A Clovis teen who was accused of sexual battery after performing a wrestling move on a teammate has filed a federal civil rights lawsuit against several agencies and officials involved in the case.
Preston Hill, who turned 18 last month, alleges malicious prosecution and defamation in the suit, which stems from a well-publicized event that happened in July 2010 and then made almost continuous headlines from last December through March of this year.
Hill -- at the time headed into his senior year at Buchanan High School -- contended he was doing a legitimate wrestling move called a "butt-drag" on a freshman teammate when he grabbed the teammate's butt cheek.
That teammate, however, told Clovis police and school officials that Hill rammed two fingers into his anus in an attempt to humiliate and bully him.

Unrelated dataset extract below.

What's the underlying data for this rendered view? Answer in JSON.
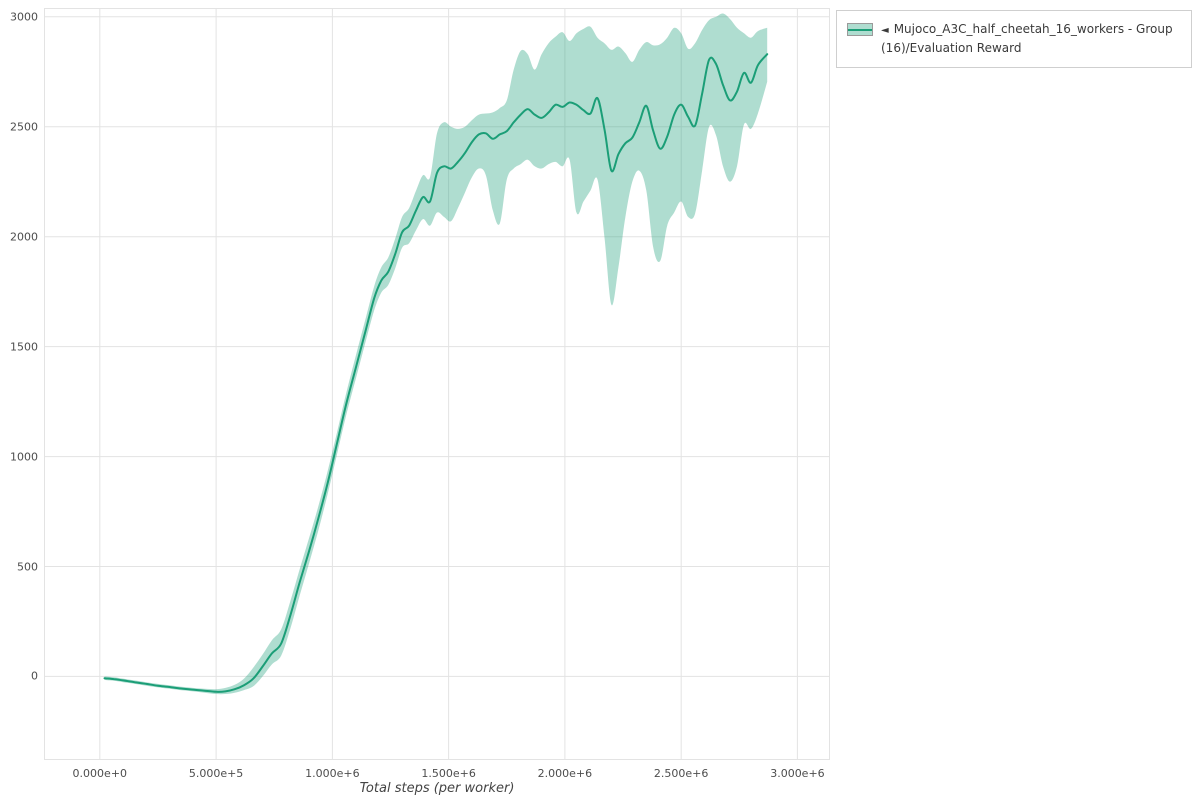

A sexual battery charge was dismissed in January, but the Clovis Unified School District still expelled Hill.
Named in the suit are the Clovis Police Department, officer Mark Bradford, the Fresno County District Attorney's Office, District Attorney Elizabeth Egan and Elana Smith, the deputy district attorney who had filed the charge against Hill.

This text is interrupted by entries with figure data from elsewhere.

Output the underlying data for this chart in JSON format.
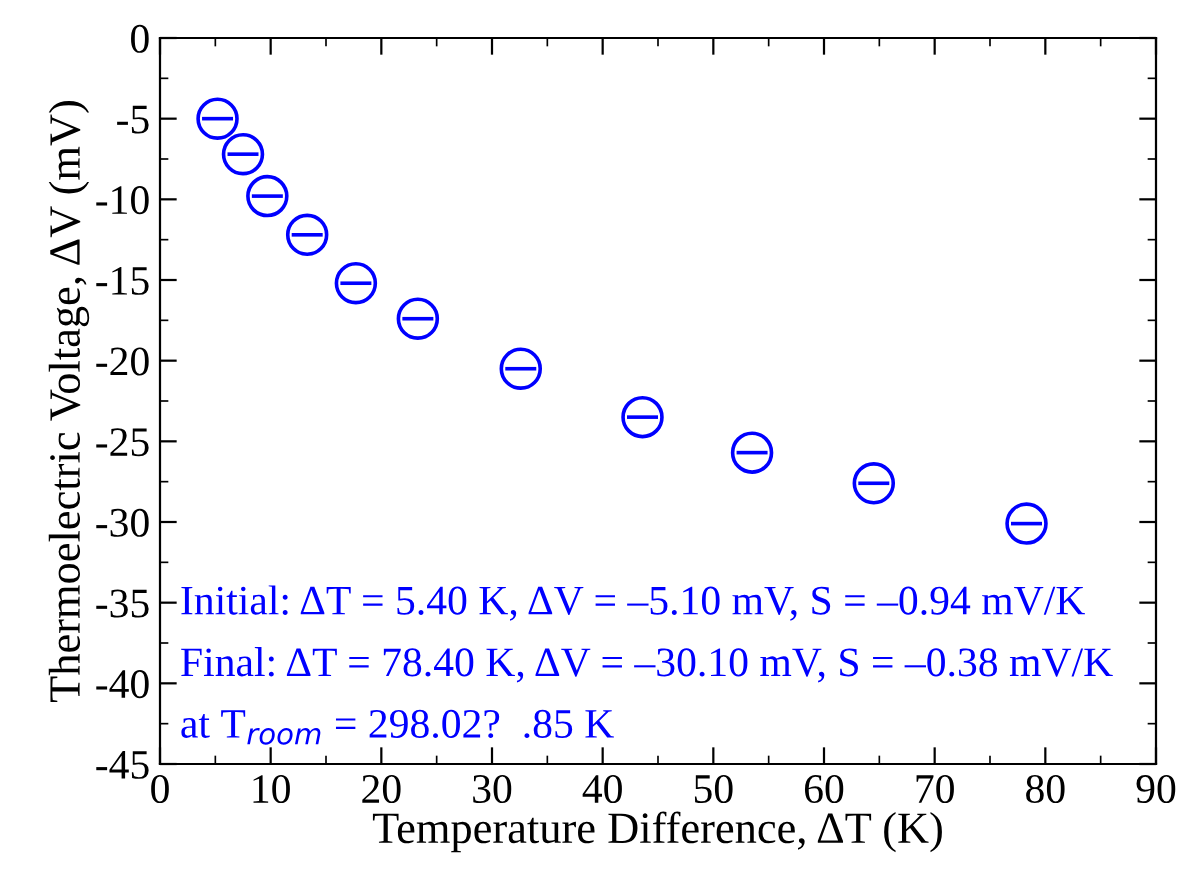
{
  "chart_data": {
    "type": "scatter",
    "xlabel": "Temperature Difference, ΔT (K)",
    "ylabel": "Thermoelectric Voltage, ΔV (mV)",
    "x": [
      5.2,
      7.5,
      9.7,
      13.3,
      17.7,
      23.3,
      32.6,
      43.6,
      53.5,
      64.5,
      78.3
    ],
    "series": [
      {
        "color": "#0000ff",
        "values": [
          -5.0,
          -7.2,
          -9.8,
          -12.2,
          -15.2,
          -17.4,
          -20.5,
          -23.5,
          -25.7,
          -27.6,
          -30.1
        ],
        "xerrors": [
          1.4,
          1.4,
          1.4,
          1.4,
          1.4,
          1.4,
          1.4,
          1.4,
          1.4,
          1.4,
          1.4
        ]
      }
    ],
    "marker": "circle",
    "xlim": [
      0,
      90
    ],
    "xticks": [
      0,
      10,
      20,
      30,
      40,
      50,
      60,
      70,
      80,
      90
    ],
    "ylim": [
      -45,
      0
    ],
    "yticks": [
      -45,
      -40,
      -35,
      -30,
      -25,
      -20,
      -15,
      -10,
      -5,
      0
    ],
    "grid": false,
    "legend": false,
    "annotations": [
      "Initial: ΔT = 5.40 K, ΔV = –5.10 mV, S = –0.94 mV/K",
      "Final: ΔT = 78.40 K, ΔV = –30.10 mV, S = –0.38 mV/K",
      "at T$_{room}$ = 298.02?  .85 K"
    ]
  }
}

The lawsuit, filed last week in U.S. District Court in Fresno, claims there was a conscious effort -- especially by Bradford and Smith -- to press the case against Hill, even though there was scant evidence to support the charges.

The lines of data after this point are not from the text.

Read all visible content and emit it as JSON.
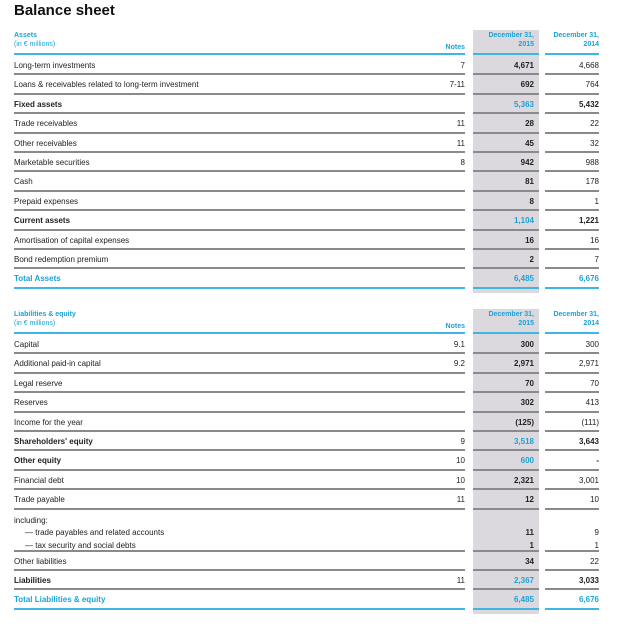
{
  "title": "Balance sheet",
  "assets": {
    "heading": "Assets",
    "unit": "(in € millions)",
    "notes_label": "Notes",
    "col_2015": [
      "December 31,",
      "2015"
    ],
    "col_2014": [
      "December 31,",
      "2014"
    ],
    "rows": [
      {
        "label": "Long-term investments",
        "notes": "7",
        "y2015": "4,671",
        "y2014": "4,668"
      },
      {
        "label": "Loans & receivables related to long-term investment",
        "notes": "7-11",
        "y2015": "692",
        "y2014": "764"
      },
      {
        "label": "Fixed assets",
        "notes": "",
        "y2015": "5,363",
        "y2014": "5,432",
        "style": "bold blue15"
      },
      {
        "label": "Trade receivables",
        "notes": "11",
        "y2015": "28",
        "y2014": "22"
      },
      {
        "label": "Other receivables",
        "notes": "11",
        "y2015": "45",
        "y2014": "32"
      },
      {
        "label": "Marketable securities",
        "notes": "8",
        "y2015": "942",
        "y2014": "988"
      },
      {
        "label": "Cash",
        "notes": "",
        "y2015": "81",
        "y2014": "178"
      },
      {
        "label": "Prepaid expenses",
        "notes": "",
        "y2015": "8",
        "y2014": "1"
      },
      {
        "label": "Current assets",
        "notes": "",
        "y2015": "1,104",
        "y2014": "1,221",
        "style": "bold blue15"
      },
      {
        "label": "Amortisation of capital expenses",
        "notes": "",
        "y2015": "16",
        "y2014": "16"
      },
      {
        "label": "Bond redemption premium",
        "notes": "",
        "y2015": "2",
        "y2014": "7"
      },
      {
        "label": "Total Assets",
        "notes": "",
        "y2015": "6,485",
        "y2014": "6,676",
        "style": "bold blue15 total"
      }
    ]
  },
  "liabilities": {
    "heading": "Liabilities & equity",
    "unit": "(in € millions)",
    "notes_label": "Notes",
    "col_2015": [
      "December 31,",
      "2015"
    ],
    "col_2014": [
      "December 31,",
      "2014"
    ],
    "rows": [
      {
        "label": "Capital",
        "notes": "9.1",
        "y2015": "300",
        "y2014": "300"
      },
      {
        "label": "Additional paid-in capital",
        "notes": "9.2",
        "y2015": "2,971",
        "y2014": "2,971"
      },
      {
        "label": "Legal reserve",
        "notes": "",
        "y2015": "70",
        "y2014": "70"
      },
      {
        "label": "Reserves",
        "notes": "",
        "y2015": "302",
        "y2014": "413"
      },
      {
        "label": "Income for the year",
        "notes": "",
        "y2015": "(125)",
        "y2014": "(111)"
      },
      {
        "label": "Shareholders' equity",
        "notes": "9",
        "y2015": "3,518",
        "y2014": "3,643",
        "style": "bold blue15"
      },
      {
        "label": "Other equity",
        "notes": "10",
        "y2015": "600",
        "y2014": "-",
        "style": "bold blue15"
      },
      {
        "label": "Financial debt",
        "notes": "10",
        "y2015": "2,321",
        "y2014": "3,001"
      },
      {
        "label": "Trade payable",
        "notes": "11",
        "y2015": "12",
        "y2014": "10"
      },
      {
        "label": "including:",
        "sublines": [
          {
            "label": "— trade payables and related accounts",
            "y2015": "11",
            "y2014": "9"
          },
          {
            "label": "— tax security and social debts",
            "y2015": "1",
            "y2014": "1"
          }
        ]
      },
      {
        "label": "Other liabilities",
        "notes": "",
        "y2015": "34",
        "y2014": "22"
      },
      {
        "label": "Liabilities",
        "notes": "11",
        "y2015": "2,367",
        "y2014": "3,033",
        "style": "bold blue15"
      },
      {
        "label": "Total Liabilities & equity",
        "notes": "",
        "y2015": "6,485",
        "y2014": "6,676",
        "style": "bold blue15 total"
      }
    ]
  },
  "colors": {
    "accent": "#1aa3d9",
    "shade": "#dcd9de"
  }
}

Smith, in particular, is singled out for having "a personal animus toward Hill and his family." As such, the suit says, "she and Defendant Egan chose to single out Hill from all other juveniles and avenge her personal animus by filing the charge against Hill."
The lawsuit further claims that all the defendants were aware that Buchanan High -- which Hill and the victim both attended -- had started expulsion proceedings against Hill. The charges were filed against Hill, the suit says, "to buttress those expulsion proceedings," which would ensure that he never again wrestled for the school.
As for the defamation charge, the lawsuit contends Hill suffered "indignity, humiliation, distress, defamation on a national scale" because of the widespread publicity the case garnered.
Fresno County District Attorney's Office spokeswoman Sonia De La Rosa said Egan had not seen the suit. Clovis officials said the same thing. Bradford and Smith could not be reached for comment.
Lawrence Fisher, a Pittsburgh, Pa.,-based attorney who is representing Hill, declined to further comment on the lawsuit, other than to say "everything there is to be said at this point is said rather adroitly by the complaint."
Clovis Unified was not named in the lawsuit, but Fisher hinted that could come at a later time.
Currently, Fresno attorneys Charles Magill and his wife, Laura Guzman Magill, have filed a writ in Fresno County Superior Court to erase the expulsion. That case is ongoing.